🤖 AI Summary
To address the limited expressivity of OWL—restricting formal ontology class definitions—this paper introduces monadic second-order logic (MSOL) to ontology classification for the first time. Leveraging MSOL’s high expressive power, we precisely formalize complex chemical structures (e.g., peptides) and automatically generate high-quality, interpretable training labels. We integrate this logical framework with a Transformer-based architecture to achieve end-to-end, scalable ontology-aware learning and molecular classification. Experiments on the ChEBI ontology and 119 million PubChem molecules demonstrate substantial improvements in classification accuracy and semantic coverage, particularly for long-range structural dependencies and rare subclasses.
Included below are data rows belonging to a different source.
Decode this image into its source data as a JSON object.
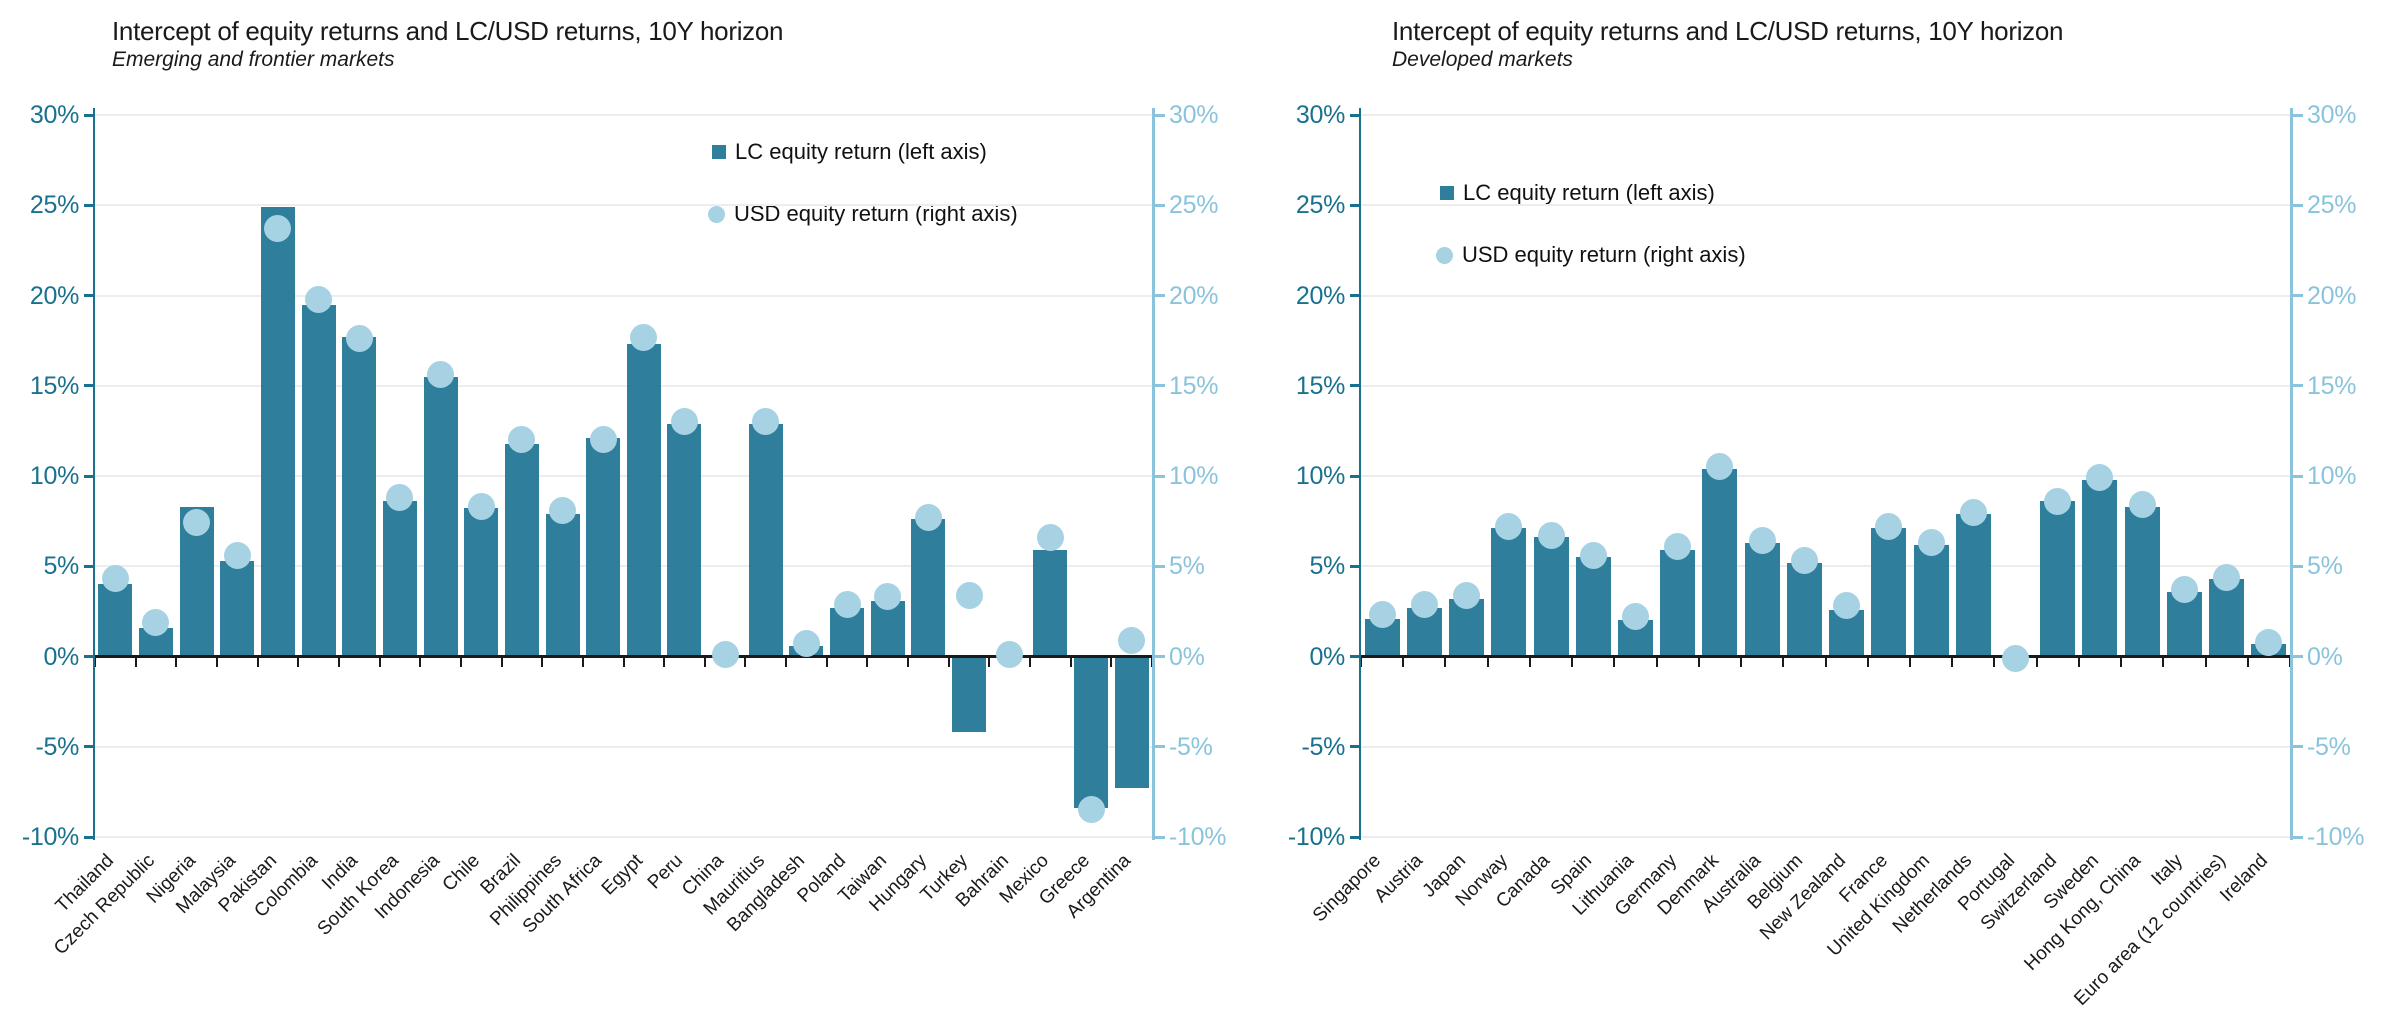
{
  "page": {
    "background": "#ffffff"
  },
  "colors": {
    "bar": "#2e7e9c",
    "dot": "#a6d2e4",
    "axis_left": "#19718f",
    "axis_right": "#8ac4dc",
    "grid": "#ededed",
    "zero_line": "#1a1a1a",
    "text": "#1a1a1a"
  },
  "chart_data": [
    {
      "type": "bar",
      "title": "Intercept of equity returns and LC/USD returns, 10Y horizon",
      "subtitle": "Emerging and frontier markets",
      "legend": {
        "lc": "LC equity return (left axis)",
        "usd": "USD equity return (right axis)"
      },
      "axis": {
        "ymax": 30,
        "ymin": -10,
        "step": 5,
        "ticks": [
          "30%",
          "25%",
          "20%",
          "15%",
          "10%",
          "5%",
          "0%",
          "-5%",
          "-10%"
        ],
        "grid": true,
        "legend_position": "top-right"
      },
      "categories": [
        "Thailand",
        "Czech Republic",
        "Nigeria",
        "Malaysia",
        "Pakistan",
        "Colombia",
        "India",
        "South Korea",
        "Indonesia",
        "Chile",
        "Brazil",
        "Philippines",
        "South Africa",
        "Egypt",
        "Peru",
        "China",
        "Mauritius",
        "Bangladesh",
        "Poland",
        "Taiwan",
        "Hungary",
        "Turkey",
        "Bahrain",
        "Mexico",
        "Greece",
        "Argentina"
      ],
      "series": [
        {
          "name": "LC equity return (left axis)",
          "type": "bar",
          "axis": "left",
          "values": [
            4.0,
            1.6,
            8.3,
            5.3,
            24.9,
            19.5,
            17.7,
            8.6,
            15.5,
            8.2,
            11.8,
            7.9,
            12.1,
            17.3,
            12.9,
            0.0,
            12.9,
            0.6,
            2.7,
            3.1,
            7.6,
            -4.2,
            0.0,
            5.9,
            -8.4,
            -7.3
          ]
        },
        {
          "name": "USD equity return (right axis)",
          "type": "scatter",
          "axis": "right",
          "values": [
            4.3,
            1.9,
            7.4,
            5.6,
            23.7,
            19.8,
            17.6,
            8.8,
            15.6,
            8.3,
            12.0,
            8.1,
            12.0,
            17.7,
            13.0,
            0.1,
            13.0,
            0.7,
            2.9,
            3.3,
            7.7,
            3.4,
            0.1,
            6.6,
            -8.5,
            0.9
          ]
        }
      ]
    },
    {
      "type": "bar",
      "title": "Intercept of equity returns and LC/USD returns, 10Y horizon",
      "subtitle": "Developed markets",
      "legend": {
        "lc": "LC equity return (left axis)",
        "usd": "USD equity return (right axis)"
      },
      "axis": {
        "ymax": 30,
        "ymin": -10,
        "step": 5,
        "ticks": [
          "30%",
          "25%",
          "20%",
          "15%",
          "10%",
          "5%",
          "0%",
          "-5%",
          "-10%"
        ],
        "grid": true,
        "legend_position": "top-left-of-plot"
      },
      "categories": [
        "Singapore",
        "Austria",
        "Japan",
        "Norway",
        "Canada",
        "Spain",
        "Lithuania",
        "Germany",
        "Denmark",
        "Australia",
        "Belgium",
        "New Zealand",
        "France",
        "United Kingdom",
        "Netherlands",
        "Portugal",
        "Switzerland",
        "Sweden",
        "Hong Kong, China",
        "Italy",
        "Euro area (12 countries)",
        "Ireland"
      ],
      "series": [
        {
          "name": "LC equity return (left axis)",
          "type": "bar",
          "axis": "left",
          "values": [
            2.1,
            2.7,
            3.2,
            7.1,
            6.6,
            5.5,
            2.0,
            5.9,
            10.4,
            6.3,
            5.2,
            2.6,
            7.1,
            6.2,
            7.9,
            0.0,
            8.6,
            9.8,
            8.3,
            3.6,
            4.3,
            0.7
          ]
        },
        {
          "name": "USD equity return (right axis)",
          "type": "scatter",
          "axis": "right",
          "values": [
            2.3,
            2.9,
            3.4,
            7.2,
            6.7,
            5.6,
            2.2,
            6.1,
            10.5,
            6.4,
            5.3,
            2.8,
            7.2,
            6.3,
            8.0,
            -0.1,
            8.6,
            9.9,
            8.4,
            3.7,
            4.4,
            0.8
          ]
        }
      ]
    }
  ]
}
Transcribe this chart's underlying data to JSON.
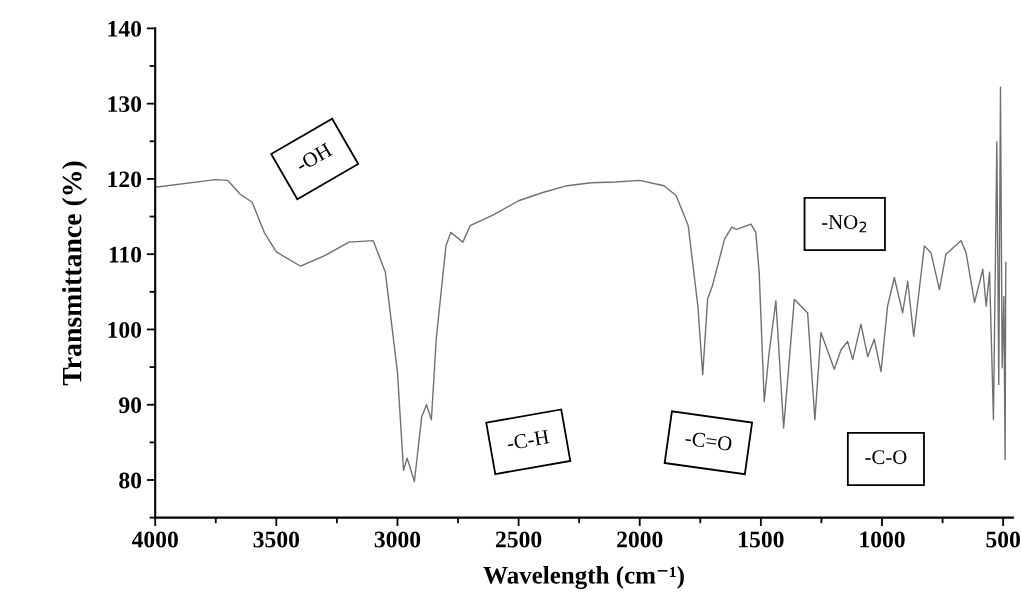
{
  "chart_data": {
    "type": "line",
    "xlabel": "Wavelength (cm⁻¹)",
    "ylabel": "Transmittance (%)",
    "xlim": [
      4000,
      460
    ],
    "xticks": [
      4000,
      3500,
      3000,
      2500,
      2000,
      1500,
      1000,
      500
    ],
    "ylim": [
      75,
      140
    ],
    "yticks": [
      80,
      90,
      100,
      110,
      120,
      130,
      140
    ],
    "grid": false,
    "marker": "none",
    "line_style": "solid",
    "series": [
      {
        "color": "#707070",
        "x": [
          4000,
          3750,
          3700,
          3650,
          3600,
          3550,
          3500,
          3400,
          3300,
          3200,
          3100,
          3050,
          3000,
          2975,
          2960,
          2930,
          2900,
          2880,
          2860,
          2840,
          2800,
          2780,
          2730,
          2700,
          2600,
          2500,
          2400,
          2300,
          2200,
          2100,
          2000,
          1900,
          1850,
          1800,
          1760,
          1740,
          1720,
          1700,
          1650,
          1620,
          1600,
          1541,
          1521,
          1507,
          1486,
          1466,
          1438,
          1406,
          1362,
          1307,
          1277,
          1252,
          1197,
          1169,
          1142,
          1121,
          1087,
          1059,
          1032,
          1004,
          977,
          949,
          915,
          894,
          869,
          825,
          798,
          763,
          736,
          674,
          653,
          618,
          584,
          570,
          556,
          540,
          526,
          518,
          511,
          504,
          497,
          492,
          489
        ],
        "values": [
          118.9,
          119.9,
          119.8,
          118.0,
          116.9,
          112.9,
          110.3,
          108.4,
          109.8,
          111.6,
          111.8,
          107.6,
          94.3,
          81.3,
          82.9,
          79.8,
          88.4,
          90.0,
          88.0,
          98.7,
          111.1,
          112.9,
          111.6,
          113.8,
          115.3,
          117.1,
          118.2,
          119.1,
          119.5,
          119.6,
          119.8,
          119.1,
          117.8,
          113.8,
          103.1,
          94.0,
          104.0,
          105.8,
          112.0,
          113.6,
          113.3,
          114.0,
          112.9,
          107.6,
          90.4,
          96.9,
          103.8,
          86.9,
          104.0,
          102.2,
          88.0,
          99.6,
          94.7,
          97.3,
          98.4,
          96.0,
          100.7,
          96.4,
          98.7,
          94.4,
          103.1,
          106.9,
          102.2,
          106.4,
          99.1,
          111.1,
          110.2,
          105.3,
          110.0,
          111.8,
          110.2,
          103.6,
          108.0,
          103.1,
          107.6,
          88.0,
          124.9,
          92.7,
          132.2,
          94.9,
          104.4,
          82.7,
          108.9
        ]
      }
    ],
    "annotations": [
      "-OH",
      "-C-H",
      "-C=O",
      "-NO$_{2}$",
      "-C-O"
    ]
  }
}
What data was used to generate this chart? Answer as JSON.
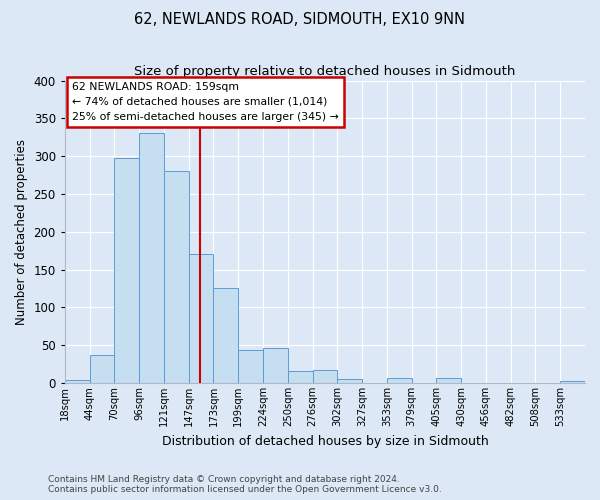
{
  "title": "62, NEWLANDS ROAD, SIDMOUTH, EX10 9NN",
  "subtitle": "Size of property relative to detached houses in Sidmouth",
  "xlabel": "Distribution of detached houses by size in Sidmouth",
  "ylabel": "Number of detached properties",
  "bin_labels": [
    "18sqm",
    "44sqm",
    "70sqm",
    "96sqm",
    "121sqm",
    "147sqm",
    "173sqm",
    "199sqm",
    "224sqm",
    "250sqm",
    "276sqm",
    "302sqm",
    "327sqm",
    "353sqm",
    "379sqm",
    "405sqm",
    "430sqm",
    "456sqm",
    "482sqm",
    "508sqm",
    "533sqm"
  ],
  "bar_heights": [
    4,
    37,
    297,
    330,
    280,
    170,
    125,
    43,
    46,
    16,
    17,
    5,
    0,
    6,
    0,
    7,
    0,
    0,
    0,
    0,
    3
  ],
  "bar_color": "#c5dff0",
  "bar_edge_color": "#5b9bd5",
  "ref_line_color": "#cc0000",
  "annotation_line1": "62 NEWLANDS ROAD: 159sqm",
  "annotation_line2": "← 74% of detached houses are smaller (1,014)",
  "annotation_line3": "25% of semi-detached houses are larger (345) →",
  "annotation_box_edge": "#cc0000",
  "ylim": [
    0,
    400
  ],
  "yticks": [
    0,
    50,
    100,
    150,
    200,
    250,
    300,
    350,
    400
  ],
  "bg_color": "#dce8f5",
  "footer_line1": "Contains HM Land Registry data © Crown copyright and database right 2024.",
  "footer_line2": "Contains public sector information licensed under the Open Government Licence v3.0."
}
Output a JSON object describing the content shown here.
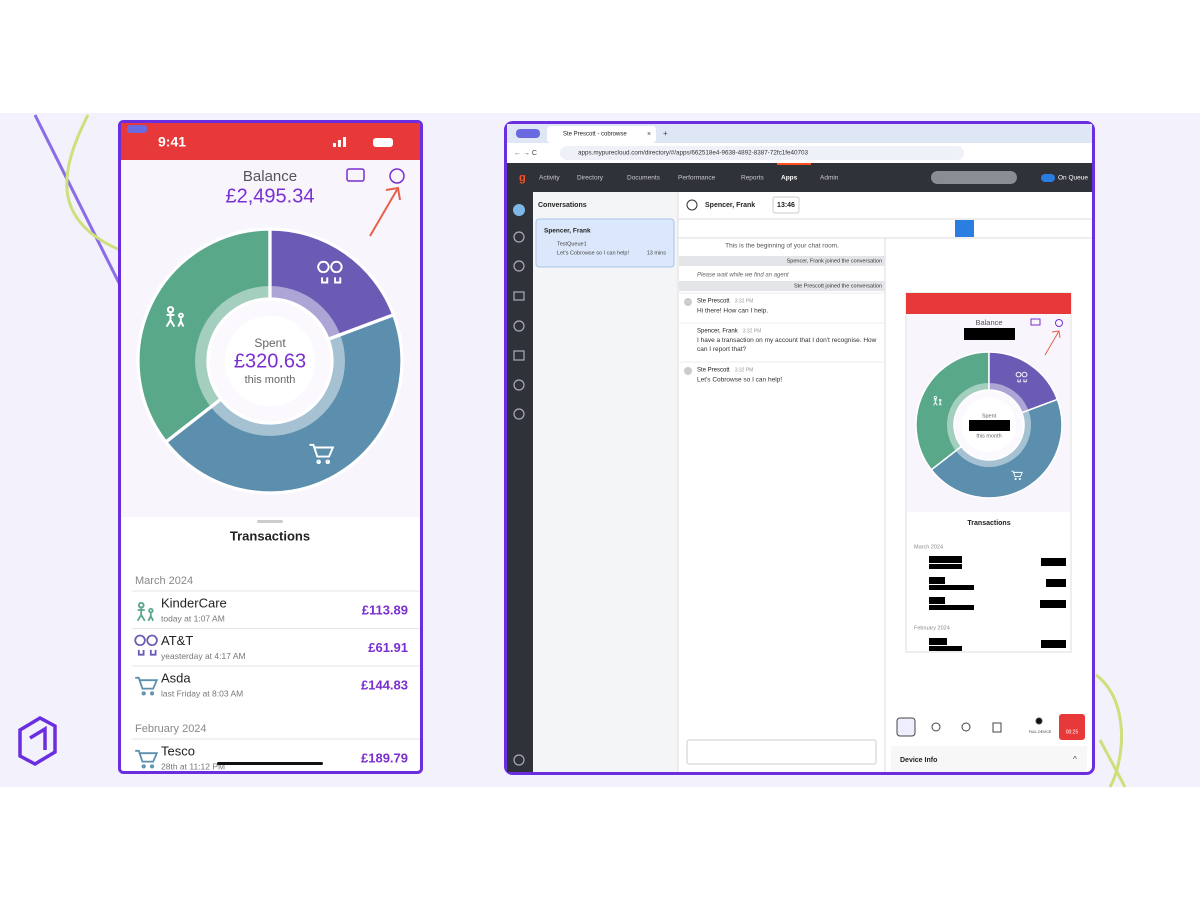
{
  "phone": {
    "time": "9:41",
    "balance_label": "Balance",
    "balance": "£2,495.34",
    "spent_label": "Spent",
    "spent": "£320.63",
    "spent_period": "this month",
    "transactions_title": "Transactions",
    "groups": [
      {
        "month": "March 2024",
        "items": [
          {
            "name": "KinderCare",
            "when": "today at 1:07 AM",
            "amount": {
              "value": 113.89,
              "label": "£113.89"
            },
            "color": "#5aa88a"
          },
          {
            "name": "AT&T",
            "when": "yeasterday at 4:17 AM",
            "amount": {
              "value": 61.91,
              "label": "£61.91"
            },
            "color": "#6b5bb5"
          },
          {
            "name": "Asda",
            "when": "last Friday at 8:03 AM",
            "amount": {
              "value": 144.83,
              "label": "£144.83"
            },
            "color": "#5b8fad"
          }
        ]
      },
      {
        "month": "February 2024",
        "items": [
          {
            "name": "Tesco",
            "when": "28th at 11:12 PM",
            "amount": {
              "value": 189.79,
              "label": "£189.79"
            },
            "color": "#5b8fad"
          }
        ]
      }
    ]
  },
  "browser": {
    "tab_title": "Ste Prescott - cobrowse",
    "url": "apps.mypurecloud.com/directory/#/apps/662518e4-9638-4892-8387-72fc1fe40703",
    "nav": [
      "Activity",
      "Directory",
      "Documents",
      "Performance",
      "Reports",
      "Apps",
      "Admin"
    ],
    "status": "On Queue"
  },
  "conversations": {
    "title": "Conversations",
    "card": {
      "name": "Spencer, Frank",
      "queue": "TestQueue1",
      "preview": "Let's Cobrowse so I can help!",
      "age": "13 mins"
    }
  },
  "chat": {
    "contact": "Spencer, Frank",
    "timer": "13:46",
    "notices": [
      "This is the beginning of your chat room.",
      "Spencer, Frank joined the conversation",
      "Please wait while we find an agent",
      "Ste Prescott joined the conversation"
    ],
    "messages": [
      {
        "sender": "Ste Prescott",
        "time": "3:32 PM",
        "text": "Hi there! How can I help."
      },
      {
        "sender": "Spencer, Frank",
        "time": "3:32 PM",
        "text": "I have a transaction on my account that I don't recognise. How can I report that?"
      },
      {
        "sender": "Ste Prescott",
        "time": "3:32 PM",
        "text": "Let's Cobrowse so I can help!"
      }
    ]
  },
  "cobrowse": {
    "balance_label": "Balance",
    "spent_label": "Spent",
    "spent_period": "this month",
    "transactions_title": "Transactions",
    "months": [
      "March 2024",
      "February 2024"
    ],
    "full_device": "FULL DEVICE",
    "call_time": "00:25",
    "device_info": "Device Info"
  }
}
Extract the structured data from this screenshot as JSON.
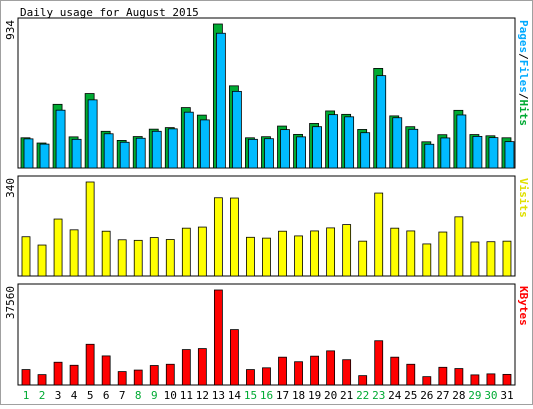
{
  "chart_data": [
    {
      "type": "bar",
      "title": "Daily usage for August 2015",
      "categories": [
        "1",
        "2",
        "3",
        "4",
        "5",
        "6",
        "7",
        "8",
        "9",
        "10",
        "11",
        "12",
        "13",
        "14",
        "15",
        "16",
        "17",
        "18",
        "19",
        "20",
        "21",
        "22",
        "23",
        "24",
        "25",
        "26",
        "27",
        "28",
        "29",
        "30",
        "31"
      ],
      "weekend_days": [
        "1",
        "2",
        "8",
        "9",
        "15",
        "16",
        "22",
        "23",
        "29",
        "30"
      ],
      "ylabel_parts": [
        "Pages",
        "Files",
        "Hits"
      ],
      "y_tick_label": "934",
      "ylim": [
        0,
        934
      ],
      "series": [
        {
          "name": "Hits",
          "color": "#00aa33",
          "values": [
            196,
            162,
            413,
            202,
            483,
            238,
            179,
            204,
            252,
            262,
            392,
            343,
            934,
            533,
            196,
            203,
            272,
            218,
            289,
            370,
            348,
            250,
            646,
            338,
            268,
            170,
            216,
            374,
            217,
            209,
            196
          ]
        },
        {
          "name": "Files",
          "color": "#00bbff",
          "values": [
            189,
            155,
            375,
            186,
            442,
            222,
            167,
            193,
            238,
            254,
            362,
            312,
            874,
            497,
            186,
            190,
            249,
            202,
            268,
            346,
            332,
            229,
            599,
            326,
            251,
            154,
            195,
            344,
            205,
            197,
            171
          ]
        },
        {
          "name": "Pages",
          "color": "#00bbff",
          "values": [
            189,
            155,
            375,
            186,
            442,
            222,
            167,
            193,
            238,
            254,
            362,
            312,
            874,
            497,
            186,
            190,
            249,
            202,
            268,
            346,
            332,
            229,
            599,
            326,
            251,
            154,
            195,
            344,
            205,
            197,
            171
          ]
        }
      ]
    },
    {
      "type": "bar",
      "ylabel": "Visits",
      "y_tick_label": "340",
      "ylim": [
        0,
        340
      ],
      "series": [
        {
          "name": "Visits",
          "color": "#ffff00",
          "values": [
            142,
            112,
            206,
            167,
            340,
            162,
            131,
            129,
            139,
            132,
            173,
            177,
            283,
            282,
            140,
            137,
            162,
            145,
            163,
            174,
            186,
            126,
            300,
            173,
            163,
            116,
            159,
            214,
            123,
            124,
            126
          ]
        }
      ]
    },
    {
      "type": "bar",
      "ylabel": "KBytes",
      "y_tick_label": "37560",
      "ylim": [
        0,
        37560
      ],
      "series": [
        {
          "name": "KBytes",
          "color": "#ff0000",
          "values": [
            6100,
            4100,
            9000,
            7800,
            16100,
            11500,
            5300,
            5900,
            7700,
            8200,
            14000,
            14400,
            37560,
            21900,
            6100,
            6800,
            11000,
            9200,
            11400,
            13500,
            10000,
            3700,
            17500,
            11000,
            8200,
            3300,
            7000,
            6500,
            4000,
            4400,
            4200
          ]
        }
      ]
    }
  ]
}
Our core contribution is a novel MSOL-driven, ontology-aware deep learning paradigm that bridges the gap between symbolic logic and sub-symbolic learning.
📝 Abstract
Despite its prevalence, in many domains, OWL is not expressive enough to define ontology classes. In this paper, we present an approach that allows to use monadic second-order formalisations for ontology classification. As a case study, we have applied our approach to 14 peptide-related classes from the chemistry ontology ChEBI. For these classes, a monadic second-order logic formalisation has been developed and applied both to ChEBI as well as to 119 million molecules from the chemistry database PubChem. While this logical approach alone is limited to classification for the specified classes (in our case, (sub)classes of peptides), transformer deep learning models scale classification to the whole of the ChEBI ontology. We show that when using the classifications obtained by the logical approach as training data, the performance of the deep learning models can be significantly enhanced.